Can you have too much of a good thing? Not when it comes to pizza, and especially when it comes from Flatbread Pizza Company.
Flatbread’s is famous for its delicious, all-natural , wood fired, clay oven baked pizza. The crust is just the right combination of chewy, salty and sweet. The organic ingredients are always locally sourced, making for an eclectic selection of daily specials that when I visited last week included potato (don’t knock it ‘til you’ve tried it), leeks and fancy mushrooms. The salads in Portland are made with local greens sourced from farms in Yarmouth and Durham.
But beyond keeping a consistent food product, fundamental to knowing you’re in a Flatbread’s is the tone and feel of each restaurant, whether you’re in Portland or Portsmouth, North Conway or Martha’s Vineyard. The restaurant has managed to authentically blend its own brand of earthiness and pursuit of peace with the local community. Each has a primitive clay and stone oven. Each displays local art. As they proclaim in the company mission, “we have found the choices we make have a profound effect on creating the Flatbread experience.” Choices like ingredients, staff and locations.
So true. During the summer in Portland it is sublime to enjoy pizza and wine on the sunny deck extending into Portland Harbor at the ferry dock. Last week during dinner we were treated to the departure of an enormous cruise ship, navigating its way through the narrow channel. In the winter guests vie to sit on the sofas near the bar for a relaxed meal. All the while you sit under prayer flags, peruse menus decorated by children’s drawings and consider chemical free food. The place just oozes slow food, local and community – a special elixir for any company.
So it may come as no surprise that success – read: growth – threatens the very nature of Flatbreads. How can the Flatbreads mission continue rolling across the country without evolving into a cliché, big-box, industrial institution that is against the very core of the brand? Indeed. The Company has a statement hanging from a flag over the bar in Portland that addresses this head on. It reads:
“Flatbread Company is growing. Are more restaurants bad? Not if we follow our purpose. Groups in nature have a purpose. One hundred apples on a tree. A thousand fish in a school. Ten thousand bees in a colony. One hundred geese flying. Like in nature our purpose is who we are. It gives us direction and makes the many of us One.”

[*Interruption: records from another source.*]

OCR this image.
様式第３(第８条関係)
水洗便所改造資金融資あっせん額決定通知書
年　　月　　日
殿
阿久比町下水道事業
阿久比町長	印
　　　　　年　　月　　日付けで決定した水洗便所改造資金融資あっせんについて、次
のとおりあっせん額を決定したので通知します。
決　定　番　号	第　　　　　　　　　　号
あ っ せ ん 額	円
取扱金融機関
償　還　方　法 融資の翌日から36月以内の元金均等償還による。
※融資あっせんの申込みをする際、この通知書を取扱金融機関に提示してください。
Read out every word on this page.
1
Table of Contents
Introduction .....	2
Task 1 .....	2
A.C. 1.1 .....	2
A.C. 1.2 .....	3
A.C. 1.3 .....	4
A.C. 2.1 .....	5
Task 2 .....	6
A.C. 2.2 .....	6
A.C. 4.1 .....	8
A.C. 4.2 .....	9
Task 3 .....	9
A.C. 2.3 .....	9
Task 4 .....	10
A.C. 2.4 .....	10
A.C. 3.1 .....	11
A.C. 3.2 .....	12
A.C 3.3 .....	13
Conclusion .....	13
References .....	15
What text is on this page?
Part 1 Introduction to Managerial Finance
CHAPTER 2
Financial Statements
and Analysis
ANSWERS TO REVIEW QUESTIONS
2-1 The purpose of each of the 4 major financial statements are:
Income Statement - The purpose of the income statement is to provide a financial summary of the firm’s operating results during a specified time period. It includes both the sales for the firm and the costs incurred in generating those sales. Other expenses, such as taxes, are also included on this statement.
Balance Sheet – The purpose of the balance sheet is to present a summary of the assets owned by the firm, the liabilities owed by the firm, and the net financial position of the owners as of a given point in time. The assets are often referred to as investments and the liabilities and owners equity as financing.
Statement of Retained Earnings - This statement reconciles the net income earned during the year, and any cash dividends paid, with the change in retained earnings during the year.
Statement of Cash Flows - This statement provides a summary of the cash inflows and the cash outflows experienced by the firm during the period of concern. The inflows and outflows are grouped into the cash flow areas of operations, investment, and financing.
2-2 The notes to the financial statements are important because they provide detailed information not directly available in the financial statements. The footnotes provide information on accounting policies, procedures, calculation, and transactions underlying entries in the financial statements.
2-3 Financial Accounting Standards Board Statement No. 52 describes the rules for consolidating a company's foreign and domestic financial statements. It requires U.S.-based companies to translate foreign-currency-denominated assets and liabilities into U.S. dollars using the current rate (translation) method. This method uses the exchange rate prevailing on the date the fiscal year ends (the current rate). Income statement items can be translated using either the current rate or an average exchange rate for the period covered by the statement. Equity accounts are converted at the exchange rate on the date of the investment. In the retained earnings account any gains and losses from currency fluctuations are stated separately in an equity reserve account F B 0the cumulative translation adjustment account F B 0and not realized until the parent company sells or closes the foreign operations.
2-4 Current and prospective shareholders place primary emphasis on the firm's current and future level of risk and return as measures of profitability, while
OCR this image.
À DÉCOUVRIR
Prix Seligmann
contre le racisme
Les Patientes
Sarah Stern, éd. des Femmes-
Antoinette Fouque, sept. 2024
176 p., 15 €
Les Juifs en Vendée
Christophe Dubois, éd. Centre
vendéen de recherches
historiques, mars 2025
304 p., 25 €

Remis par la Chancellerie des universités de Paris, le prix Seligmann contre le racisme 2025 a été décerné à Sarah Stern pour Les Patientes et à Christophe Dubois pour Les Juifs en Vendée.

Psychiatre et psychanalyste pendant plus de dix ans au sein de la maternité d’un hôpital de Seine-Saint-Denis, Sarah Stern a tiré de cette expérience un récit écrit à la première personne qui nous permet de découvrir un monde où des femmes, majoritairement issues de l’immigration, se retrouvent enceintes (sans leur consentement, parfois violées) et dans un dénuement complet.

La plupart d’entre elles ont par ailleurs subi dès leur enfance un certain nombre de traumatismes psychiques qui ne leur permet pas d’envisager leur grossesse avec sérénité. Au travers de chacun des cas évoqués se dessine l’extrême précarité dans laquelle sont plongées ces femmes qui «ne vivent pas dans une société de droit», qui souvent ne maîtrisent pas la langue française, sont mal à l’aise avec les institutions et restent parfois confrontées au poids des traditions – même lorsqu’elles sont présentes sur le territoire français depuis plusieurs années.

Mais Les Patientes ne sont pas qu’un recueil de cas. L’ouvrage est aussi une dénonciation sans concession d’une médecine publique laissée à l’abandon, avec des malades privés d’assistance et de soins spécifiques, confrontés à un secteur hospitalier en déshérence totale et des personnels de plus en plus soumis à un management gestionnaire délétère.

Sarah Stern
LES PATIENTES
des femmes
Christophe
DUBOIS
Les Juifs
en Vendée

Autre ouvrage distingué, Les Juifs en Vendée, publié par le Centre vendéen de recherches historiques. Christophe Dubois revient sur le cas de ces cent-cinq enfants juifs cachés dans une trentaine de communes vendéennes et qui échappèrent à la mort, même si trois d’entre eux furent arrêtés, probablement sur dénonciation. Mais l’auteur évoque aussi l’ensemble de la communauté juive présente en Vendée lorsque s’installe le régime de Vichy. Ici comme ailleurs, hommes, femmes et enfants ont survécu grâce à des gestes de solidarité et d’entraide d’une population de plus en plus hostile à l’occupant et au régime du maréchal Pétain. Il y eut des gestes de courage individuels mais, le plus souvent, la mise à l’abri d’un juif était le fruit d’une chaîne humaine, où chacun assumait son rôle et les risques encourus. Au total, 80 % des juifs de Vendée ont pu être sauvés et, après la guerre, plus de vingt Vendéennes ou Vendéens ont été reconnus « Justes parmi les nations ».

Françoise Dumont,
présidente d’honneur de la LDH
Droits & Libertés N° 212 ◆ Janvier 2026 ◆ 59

What does that hippy crunchy statement mean? I think it means they will rely on their people, staff and customers. Flatbreads already practices this philosophy. The General Managers are all local, invested in the community and believers in the ultimate mission, cultivating its success. Portland’s Bobby Morgan is a familiar face, always on the scene and always committed to a great shared experience no matter how long the line to get a table. He’s in the trenches, bussing tables, chit chatting with customers and keeping an eye out for what can be better. He supports the community- in fact, the reason I was there on a Tuesday night was to support a benefit for Sexual Assault Response Services of Southern Maine, where a portion of the night’s sales were donated.
For Flatbread’s to pull off an expansion without “selling out” will be the “lead by example” attitude of its own internal community, who will be charged with keeping true to the product, making sure the pizza stays delicious without compromising. That’s the Flatbread’s recipe for authenticity. “Think good thoughts” that they succeed.